21/05/2010

Le dossier nucléaire iranien : chasse gardée des vieilles diplomaties

Cette semaine a été riche en jeux diplomatiques au sein du Conseil de Sécurité de l’ONU. Alors que les Etats-Unis avaient quasiment obtenu un accord de la part des autres permanents sur un quatrième volet de sanctions contre l’Iran, la Turquie et le Brésil, tous deux membres non-permanents du Conseil de Sécurité, ont annoncé en début de semaine qu’ils étaient parvenus à un compromis avec Téhéran. 

L’accord en question prévoit que l’Iran donnerait 1200kg d’uranium faiblement enrichi – plus de la moitié du stock iranien avéré – à la Turquie, en échange d’une petite quantité d’uranium hautement enrichi destinée à des buts médicaux. L’accord est destiné à freiner, mais ne donne aucune garantie d’un arrêt des activités d’enrichissement d’uranium en Iran.

Cette nouvelle proposition a néanmoins fait vaciller l’accord obtenu de la Russie et de la Chine. La diplomatie américaine, en particulier la représentante auprès de l’ONU, Susan Rice, a donc fonctionné à plein rendement pour garder les deux superpuissances pour arracher un accord édulcoré sur des sanctions.
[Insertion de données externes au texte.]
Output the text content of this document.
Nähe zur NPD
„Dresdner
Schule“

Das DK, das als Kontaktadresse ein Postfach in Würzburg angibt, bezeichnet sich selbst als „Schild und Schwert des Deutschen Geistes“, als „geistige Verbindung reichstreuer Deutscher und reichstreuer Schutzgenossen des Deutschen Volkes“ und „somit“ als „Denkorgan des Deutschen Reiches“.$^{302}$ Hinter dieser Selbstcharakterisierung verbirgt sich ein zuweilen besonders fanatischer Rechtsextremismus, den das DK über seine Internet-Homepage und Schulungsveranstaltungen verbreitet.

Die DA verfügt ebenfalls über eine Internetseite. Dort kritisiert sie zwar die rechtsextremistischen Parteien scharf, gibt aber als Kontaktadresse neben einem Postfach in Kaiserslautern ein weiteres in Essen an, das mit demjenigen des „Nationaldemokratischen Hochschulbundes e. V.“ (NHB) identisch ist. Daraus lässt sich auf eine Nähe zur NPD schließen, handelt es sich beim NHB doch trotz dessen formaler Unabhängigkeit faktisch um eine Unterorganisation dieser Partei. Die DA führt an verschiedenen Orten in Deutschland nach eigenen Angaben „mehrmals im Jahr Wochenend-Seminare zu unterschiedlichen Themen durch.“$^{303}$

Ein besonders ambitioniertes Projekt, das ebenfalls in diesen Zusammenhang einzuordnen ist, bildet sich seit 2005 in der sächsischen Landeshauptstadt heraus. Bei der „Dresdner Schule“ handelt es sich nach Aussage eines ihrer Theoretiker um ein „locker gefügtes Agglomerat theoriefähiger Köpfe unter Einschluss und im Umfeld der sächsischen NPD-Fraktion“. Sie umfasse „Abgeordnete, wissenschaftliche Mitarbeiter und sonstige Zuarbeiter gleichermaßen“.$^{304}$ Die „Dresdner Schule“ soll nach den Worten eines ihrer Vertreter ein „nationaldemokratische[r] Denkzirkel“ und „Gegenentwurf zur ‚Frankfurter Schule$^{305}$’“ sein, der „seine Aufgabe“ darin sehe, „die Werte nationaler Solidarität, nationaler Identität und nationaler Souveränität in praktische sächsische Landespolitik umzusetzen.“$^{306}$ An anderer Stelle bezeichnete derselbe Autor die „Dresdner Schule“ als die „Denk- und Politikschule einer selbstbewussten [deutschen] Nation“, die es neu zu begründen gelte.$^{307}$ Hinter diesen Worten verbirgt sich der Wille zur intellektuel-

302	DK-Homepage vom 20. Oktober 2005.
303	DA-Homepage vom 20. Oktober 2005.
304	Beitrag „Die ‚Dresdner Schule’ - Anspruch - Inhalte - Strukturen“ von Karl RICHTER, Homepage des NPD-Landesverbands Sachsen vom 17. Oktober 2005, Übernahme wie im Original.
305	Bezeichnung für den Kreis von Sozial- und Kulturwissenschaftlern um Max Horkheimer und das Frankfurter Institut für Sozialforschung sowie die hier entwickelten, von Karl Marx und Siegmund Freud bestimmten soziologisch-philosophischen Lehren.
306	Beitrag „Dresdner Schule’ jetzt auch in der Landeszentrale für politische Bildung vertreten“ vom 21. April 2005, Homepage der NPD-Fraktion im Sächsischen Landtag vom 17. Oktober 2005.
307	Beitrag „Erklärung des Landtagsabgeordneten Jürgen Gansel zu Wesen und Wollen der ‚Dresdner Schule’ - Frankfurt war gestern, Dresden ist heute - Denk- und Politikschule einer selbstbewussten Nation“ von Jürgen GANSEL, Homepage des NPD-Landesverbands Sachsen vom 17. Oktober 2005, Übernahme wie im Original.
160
Loin des sanctions paralysantes soutenues par les Etats-Unis, le projet de résolution garde néanmoins une certaine substance permettant à toute puissance qui le désire de vérifier les cargaisons iraniennes suspectes quand elles rentrent ou sortent d’un port. Toutes les transactions commerciales de l’Iran seront donc sous surveillance et l’embargo sur les armes est étendu.

Les logiques à l’œuvre dans ces rebondissements diplomatiques sont nombreuses.

D’une part, après huit ans de tentatives pour contrôler, freiner et négocier les ambitions nucléaires iraniennes, les puissances occidentales perdent patience, le processus de négociation s’essouffle. Poussés dans le dos par Israël, les Etats-Unis mènent donc le train des sanctions afin de provoquer une réaction du côté iranien.

Sous la menace de nouvelles sanctions, Mahmoud Ahmadinejad a semble-t-il décidé de collaborer avec le Brésil et la Turquie pour retarder le projet de résolution et affaiblir l’unité du Conseil de Sécurité. Aux yeux des vieilles puissances, l’accord auquel sont parvenus les deux pays est par ailleurs trop faible que pour être crédible. Il apparait comme la redite d’une proposition faite en novembre passé par l’AIEA où la Russie tenait alors le rôle de plateforme d’échange que propose aujourd’hui la Turquie. Or ce compromis n’avait pas donné de fruits.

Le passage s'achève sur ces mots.